Ga door naar hoofdcontent
Wat staat er in de Wtva over informatie verstrekken?

Wat staat er in de Wtva over informatie verstrekken?

Op 1 augustus 2022 is de Wet transparante en voorspelbare arbeidsvoorwaarden (Wtva) in werking getreden. De Wtva bepaalt dat je als werkgever meer informatie aan de werknemer moet verstrekken, dan voor 1 augustus 2022 het geval was.
Veel van de verplichte informatieverstrekking is al geregeld in de cao OB. Soms dient informatie vast te liggen in interne beleidsstukken, zoals het recht op scholing.

De werkgever moet schriftelijk informatie verstrekken over:

  • de normale werk- en rusttijden (art. 2 van hoofdstuk 7 cao OB);
  • het loon inclusief alle afzonderlijke bestanddelen, zoals een bonus, plus de betalingswijze ervan (art. 3 van hoofdstuk 2, art. 2 en art. 8 van hoofdstuk 3 en
    hoofdstuk 4 cao OB);
  • regels met betrekking tot overwerk en vergoedingen (art. 5 van hoofdstuk 4 en art 2 van hoofdstuk 7 cao OB en Bijlage F Kaderregeling werktijden );
  • de duur en voorwaarden van de proeftijd (art. 2 van hoofdstuk 2 cao OB);
  • de procedurele aspecten bij ontslag, inclusief de termijn waarbinnen tegen een ontslag in beroep kan worden gegaan (art. 1 van hoofdstuk 17 + eventueel intern ontslagbeleid);
  • de duur van de opzegtermijnen inclusief de procedure en vereisten van opzegging (art. 1, lid 2, 3 en 4 van hoofdstuk 17);
  • vakantie- en verlofregelingen (hoofdstuk 8 cao OB);
  • een eventueel recht op scholing (intern scholingsbeleid en Bijlage E Regeling faciliteiten voor niet verplichte scholing cao OB).
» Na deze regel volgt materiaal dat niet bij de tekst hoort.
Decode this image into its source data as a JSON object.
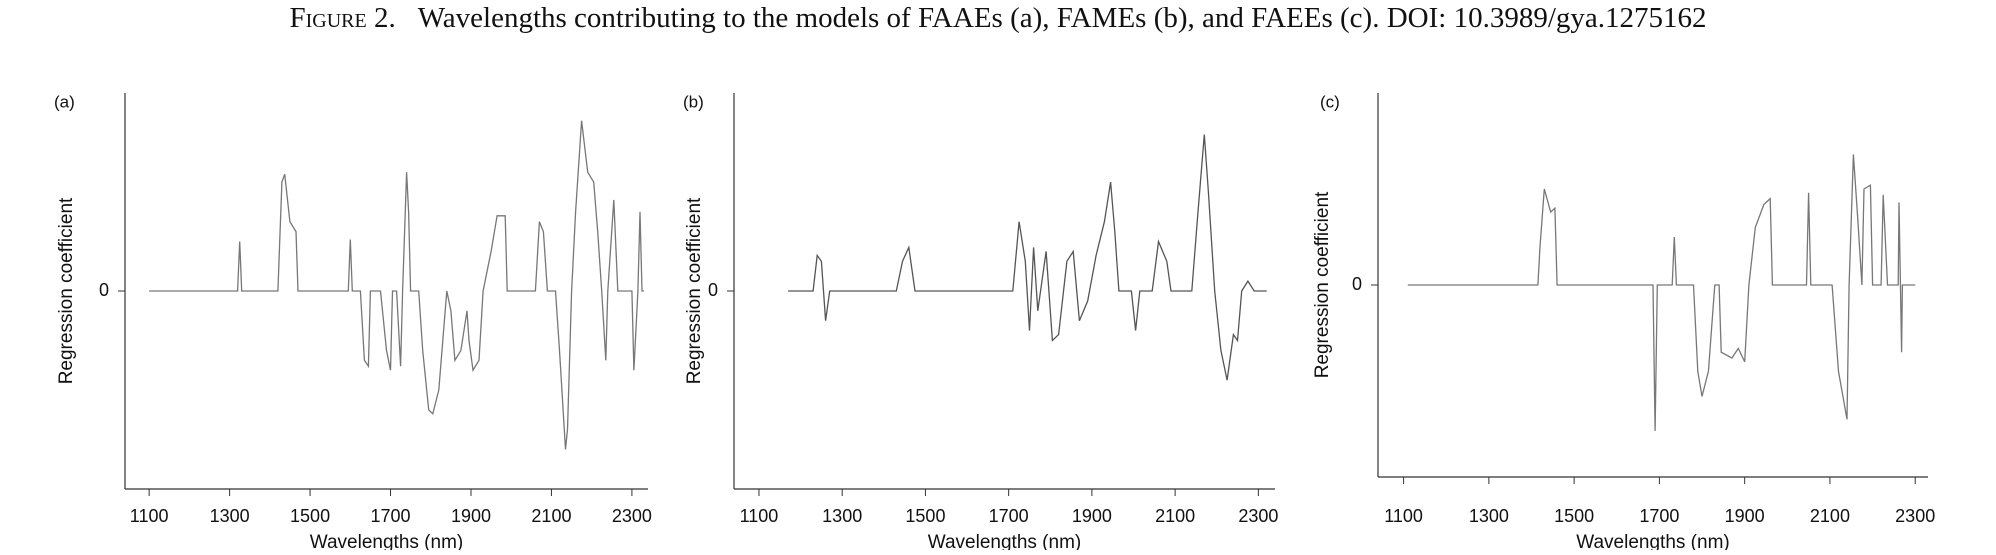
{
  "figure": {
    "label": "Figure 2.",
    "caption": "Wavelengths contributing to the models of FAAEs (a), FAMEs (b), and FAEEs (c). DOI: 10.3989/gya.1275162"
  },
  "chart_data": [
    {
      "type": "line",
      "title": "(a)",
      "xlabel": "Wavelengths (nm)",
      "ylabel": "Regression coefficient",
      "xlim": [
        1040,
        2340
      ],
      "xticks": [
        1100,
        1300,
        1500,
        1700,
        1900,
        2100,
        2300
      ],
      "ylim": [
        -1,
        1
      ],
      "yticks": [
        0
      ],
      "color": "#777777",
      "x": [
        1100,
        1320,
        1325,
        1330,
        1420,
        1430,
        1437,
        1450,
        1465,
        1470,
        1595,
        1600,
        1605,
        1625,
        1635,
        1645,
        1650,
        1675,
        1690,
        1700,
        1705,
        1715,
        1725,
        1730,
        1740,
        1745,
        1750,
        1770,
        1780,
        1795,
        1805,
        1820,
        1840,
        1850,
        1860,
        1875,
        1890,
        1895,
        1905,
        1920,
        1930,
        1950,
        1965,
        1985,
        1990,
        2060,
        2070,
        2080,
        2090,
        2110,
        2120,
        2135,
        2140,
        2150,
        2160,
        2175,
        2190,
        2205,
        2215,
        2225,
        2235,
        2240,
        2255,
        2265,
        2300,
        2305,
        2315,
        2320,
        2325,
        2330
      ],
      "values": [
        0,
        0,
        0.25,
        0,
        0,
        0.55,
        0.59,
        0.35,
        0.3,
        0,
        0,
        0.26,
        0,
        0,
        -0.35,
        -0.38,
        0,
        0,
        -0.3,
        -0.4,
        0,
        0,
        -0.38,
        0,
        0.6,
        0.4,
        0,
        0,
        -0.3,
        -0.6,
        -0.62,
        -0.5,
        0,
        -0.1,
        -0.35,
        -0.3,
        -0.1,
        -0.25,
        -0.4,
        -0.35,
        0,
        0.2,
        0.38,
        0.38,
        0,
        0,
        0.35,
        0.3,
        0,
        0,
        -0.3,
        -0.8,
        -0.7,
        0,
        0.4,
        0.86,
        0.6,
        0.55,
        0.3,
        0,
        -0.35,
        0,
        0.46,
        0,
        0,
        -0.4,
        0,
        0.4,
        0,
        0
      ]
    },
    {
      "type": "line",
      "title": "(b)",
      "xlabel": "Wavelengths (nm)",
      "ylabel": "Regression coefficient",
      "xlim": [
        1040,
        2340
      ],
      "xticks": [
        1100,
        1300,
        1500,
        1700,
        1900,
        2100,
        2300
      ],
      "ylim": [
        -1,
        1
      ],
      "yticks": [
        0
      ],
      "color": "#555555",
      "x": [
        1170,
        1230,
        1240,
        1250,
        1260,
        1270,
        1430,
        1445,
        1460,
        1475,
        1710,
        1725,
        1740,
        1750,
        1760,
        1770,
        1790,
        1805,
        1820,
        1840,
        1855,
        1870,
        1890,
        1910,
        1930,
        1945,
        1955,
        1965,
        1995,
        2005,
        2015,
        2045,
        2060,
        2080,
        2090,
        2140,
        2155,
        2170,
        2180,
        2195,
        2210,
        2225,
        2240,
        2250,
        2260,
        2275,
        2290,
        2320
      ],
      "values": [
        0,
        0,
        0.18,
        0.15,
        -0.15,
        0,
        0,
        0.15,
        0.22,
        0,
        0,
        0.35,
        0.15,
        -0.2,
        0.22,
        -0.1,
        0.2,
        -0.25,
        -0.22,
        0.15,
        0.2,
        -0.15,
        -0.05,
        0.18,
        0.35,
        0.55,
        0.3,
        0,
        0,
        -0.2,
        0,
        0,
        0.25,
        0.15,
        0,
        0,
        0.4,
        0.79,
        0.5,
        0,
        -0.3,
        -0.45,
        -0.22,
        -0.25,
        0,
        0.05,
        0,
        0
      ]
    },
    {
      "type": "line",
      "title": "(c)",
      "xlabel": "Wavelengths (nm)",
      "ylabel": "Regression coefficient",
      "xlim": [
        1040,
        2330
      ],
      "xticks": [
        1100,
        1300,
        1500,
        1700,
        1900,
        2100,
        2300
      ],
      "ylim": [
        -1,
        1
      ],
      "yticks": [
        0
      ],
      "color": "#777777",
      "x": [
        1110,
        1415,
        1420,
        1430,
        1445,
        1455,
        1460,
        1685,
        1690,
        1695,
        1730,
        1735,
        1740,
        1780,
        1790,
        1800,
        1815,
        1830,
        1840,
        1845,
        1870,
        1885,
        1900,
        1910,
        1925,
        1945,
        1960,
        1965,
        2045,
        2050,
        2055,
        2105,
        2120,
        2140,
        2145,
        2155,
        2165,
        2175,
        2180,
        2195,
        2200,
        2220,
        2225,
        2235,
        2260,
        2262,
        2268,
        2270,
        2300
      ],
      "values": [
        0,
        0,
        0.2,
        0.5,
        0.38,
        0.4,
        0,
        0,
        -0.76,
        0,
        0,
        0.25,
        0,
        0,
        -0.45,
        -0.58,
        -0.45,
        0,
        0,
        -0.35,
        -0.38,
        -0.33,
        -0.4,
        0,
        0.3,
        0.42,
        0.45,
        0,
        0,
        0.48,
        0,
        0,
        -0.45,
        -0.7,
        0,
        0.68,
        0.35,
        0,
        0.5,
        0.52,
        0,
        0,
        0.47,
        0,
        0,
        0.43,
        -0.35,
        0,
        0
      ]
    }
  ]
}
Deze informatie kan de werkgever verstrekken door dit op te nemen in de arbeidsovereenkomst en/of te verwijzen naar de cao OB waarin de informatie is te vinden.

Daarnaast is bijzondere informatievoorziening nodig indien het werkpatroon onvoorspelbaar is. Dan dient de werkgever de werknemer aanvullend nog te informeren over:

  • de dagen en uren waarop de werknemer kan worden verplicht om te werken;
  • het aantal gewaarborgde betaalde uren;
  • de minimale termijn voor oproeping, die op grond van de Wtva minimaal vier dagen bedraagt.

De eerste twee punten betreffen informatie die in afspraken met de werknemer vastgelegd moet worden.
Het aantal gewaarborgde uren is veelal een uitvloeisel van de Wet arbeidsmarkt in balans (Wab). Werknemers met een aantal gewaarborgde uren op jaarbasis en een vast salaris per maand worden volgens de Wab niet beschouwd als oproepkrachten. De in de Wab opgenomen regeling voor de minimale oproeptermijn van vier dagen voor oproepkrachten wordt in de Wtva ook van toepassing verklaard op werknemers met een onvoorspelbaar werkpatroon.